The defendant performed the repairs and in addition paid a third party to balance the impellers. After the repair, the plaintiff continued to experience vibrations and observed other problems. 

The plaintiff brought the action against the defendant alleging a breach of express and implied warranty for the sale of its parts and work conducting the overhaul. The plaintiff also alleged a violation of the Magnuson-Moss Warranty Act (MMWA). During the jury trial, the defendant moved for judgment on all counts, specifically arguing that the plaintiff failed to present any evidence that the parts supplied by the defendant were defective. The court denied the defendant’s motion on the breach of warranty, but granted the defendant’s motion to dismiss under the MMWA.

The jury then found that the defendant breached the implied warrant for workmanlike performance and awarded the plaintiff damages of $103,038.26. The court then reduced the amount of the final judgment to 20 percent of its total pursuant to the limitation of liability provision in the agreement. 

The plaintiff then appealed to the U.S. Court of Appeals.

The issues before the court became whether the limitation of liability clause was enforceable under Admiralty law; whether the District Court erred in calculating the damages pursuant; and whether the District Court erred in dismissing the MMWA claim. 

The Circuit Court applied a three-part test to determine whether a limitation of liability clause is enforceable in a Maritime Contract.  The clause must clearly and unequivocally indicate the party’s intentions; not absolve the repairer of all liability and still provide a deterrent to negligence; and the “businessmen” must have equal bargaining power. The court pointed out that a contract to repair a vessel invokes Admiralty jurisdictions. The court further determined that to have unequal bargaining power, there must be some evidence that the party holding the superior bargaining power exerted that power: The plaintiff in this case was a sophisticated businessman familiar with the maritime industry and with equal bargaining power as the defendant. 
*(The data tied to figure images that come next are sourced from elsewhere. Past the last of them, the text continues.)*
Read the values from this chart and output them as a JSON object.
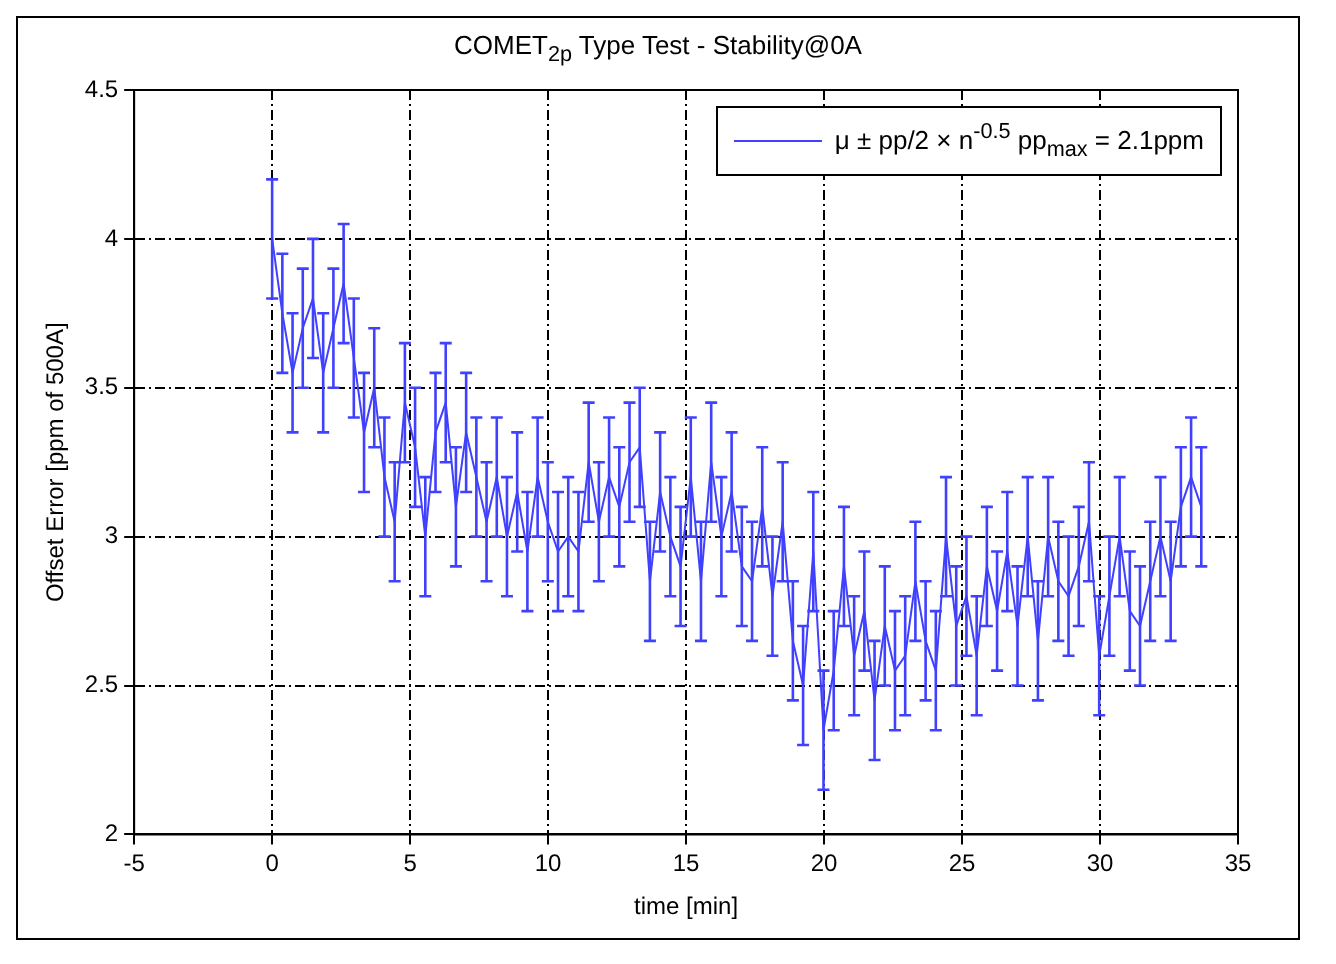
{
  "chart_data": {
    "type": "line",
    "title": "COMET$_{2p}$ Type Test - Stability@0A",
    "xlabel": "time [min]",
    "ylabel": "Offset Error [ppm of 500A]",
    "x": [
      0,
      0.37,
      0.74,
      1.11,
      1.48,
      1.85,
      2.22,
      2.59,
      2.96,
      3.33,
      3.7,
      4.07,
      4.44,
      4.81,
      5.18,
      5.55,
      5.92,
      6.29,
      6.66,
      7.03,
      7.4,
      7.77,
      8.14,
      8.51,
      8.88,
      9.25,
      9.62,
      9.99,
      10.36,
      10.73,
      11.1,
      11.47,
      11.84,
      12.21,
      12.58,
      12.95,
      13.32,
      13.69,
      14.06,
      14.43,
      14.8,
      15.17,
      15.54,
      15.91,
      16.28,
      16.65,
      17.02,
      17.39,
      17.76,
      18.13,
      18.5,
      18.87,
      19.24,
      19.61,
      19.98,
      20.35,
      20.72,
      21.09,
      21.46,
      21.83,
      22.2,
      22.57,
      22.94,
      23.31,
      23.68,
      24.05,
      24.42,
      24.79,
      25.16,
      25.53,
      25.9,
      26.27,
      26.64,
      27.01,
      27.38,
      27.75,
      28.12,
      28.49,
      28.86,
      29.23,
      29.6,
      29.97,
      30.34,
      30.71,
      31.08,
      31.45,
      31.82,
      32.19,
      32.56,
      32.93,
      33.3,
      33.67
    ],
    "series": [
      {
        "name": "μ ± pp/2 × n$^{-0.5}$ pp$_{max}$ = 2.1ppm",
        "color": "#4040ff",
        "values": [
          4.0,
          3.75,
          3.55,
          3.7,
          3.8,
          3.55,
          3.7,
          3.85,
          3.6,
          3.35,
          3.5,
          3.2,
          3.05,
          3.45,
          3.3,
          3.0,
          3.35,
          3.45,
          3.1,
          3.35,
          3.2,
          3.05,
          3.2,
          3.0,
          3.15,
          2.95,
          3.2,
          3.05,
          2.95,
          3.0,
          2.95,
          3.25,
          3.05,
          3.2,
          3.1,
          3.25,
          3.3,
          2.85,
          3.15,
          3.0,
          2.9,
          3.2,
          2.85,
          3.25,
          3.0,
          3.15,
          2.9,
          2.85,
          3.1,
          2.8,
          3.05,
          2.65,
          2.5,
          2.95,
          2.35,
          2.55,
          2.9,
          2.6,
          2.75,
          2.45,
          2.7,
          2.55,
          2.6,
          2.85,
          2.65,
          2.55,
          3.0,
          2.7,
          2.8,
          2.6,
          2.9,
          2.75,
          2.95,
          2.7,
          3.0,
          2.65,
          3.0,
          2.85,
          2.8,
          2.9,
          3.05,
          2.6,
          2.8,
          3.0,
          2.75,
          2.7,
          2.85,
          3.0,
          2.85,
          3.1,
          3.2,
          3.1
        ],
        "errors": [
          0.2,
          0.2,
          0.2,
          0.2,
          0.2,
          0.2,
          0.2,
          0.2,
          0.2,
          0.2,
          0.2,
          0.2,
          0.2,
          0.2,
          0.2,
          0.2,
          0.2,
          0.2,
          0.2,
          0.2,
          0.2,
          0.2,
          0.2,
          0.2,
          0.2,
          0.2,
          0.2,
          0.2,
          0.2,
          0.2,
          0.2,
          0.2,
          0.2,
          0.2,
          0.2,
          0.2,
          0.2,
          0.2,
          0.2,
          0.2,
          0.2,
          0.2,
          0.2,
          0.2,
          0.2,
          0.2,
          0.2,
          0.2,
          0.2,
          0.2,
          0.2,
          0.2,
          0.2,
          0.2,
          0.2,
          0.2,
          0.2,
          0.2,
          0.2,
          0.2,
          0.2,
          0.2,
          0.2,
          0.2,
          0.2,
          0.2,
          0.2,
          0.2,
          0.2,
          0.2,
          0.2,
          0.2,
          0.2,
          0.2,
          0.2,
          0.2,
          0.2,
          0.2,
          0.2,
          0.2,
          0.2,
          0.2,
          0.2,
          0.2,
          0.2,
          0.2,
          0.2,
          0.2,
          0.2,
          0.2,
          0.2,
          0.2
        ]
      }
    ],
    "xlim": [
      -5,
      35
    ],
    "xticks": [
      -5,
      0,
      5,
      10,
      15,
      20,
      25,
      30,
      35
    ],
    "ylim": [
      2,
      4.5
    ],
    "yticks": [
      2,
      2.5,
      3,
      3.5,
      4,
      4.5
    ],
    "grid": true,
    "legend": "top right",
    "marker": "none",
    "line_style": "solid"
  }
}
Whether the terms of the limitation of liability clause are a sufficient deterrent to negligence is a “fact-specific inquiry … considering the liability risk compared to the overall obligations under the contract.” In the case, the defendant was required to pay 20 percent of the purchase order price, and provide uncompensated labor and replacement parts to conduct repairs under warranty. Considering the plaintiff’s overall obligations under the service agreement, the court indicated that they agreed with the District Court’s findings that these potential liabilities were a sufficient deterrent to negligence.

Therefore the court affirmed the District Court’s determination that the limitation of liability clause was enforceable under Admiralty law.

With respect to the MMWA, the court pointed out that the act is designed to protect consumers from deceptive warranty practices in the sale of “consumer products” or “service contracts.” The court affirmed the District Court orders dismissing the count under the MMWA and enforcing the limitation of liability clause in the service terms.

 

Readers Ask

I just entered into a contract with a new subscriber, a large commercial company. They want me to have my insurance company include them as an additional insured on the policy. Can I, and should I?

To ask Les Gold a question, e-mail sdm@bnpmedia.com.

 

Answer

First, call your insurance carrier and see if they will include the company as an additional insured. If yes, determine if there will be an additional cost. If your carrier will agree and your subscriber agrees to pay the costs, there should be no problem. If there is a subsequent claim, any defense you may have against your subscriber would remain in effect as between you and your subscriber.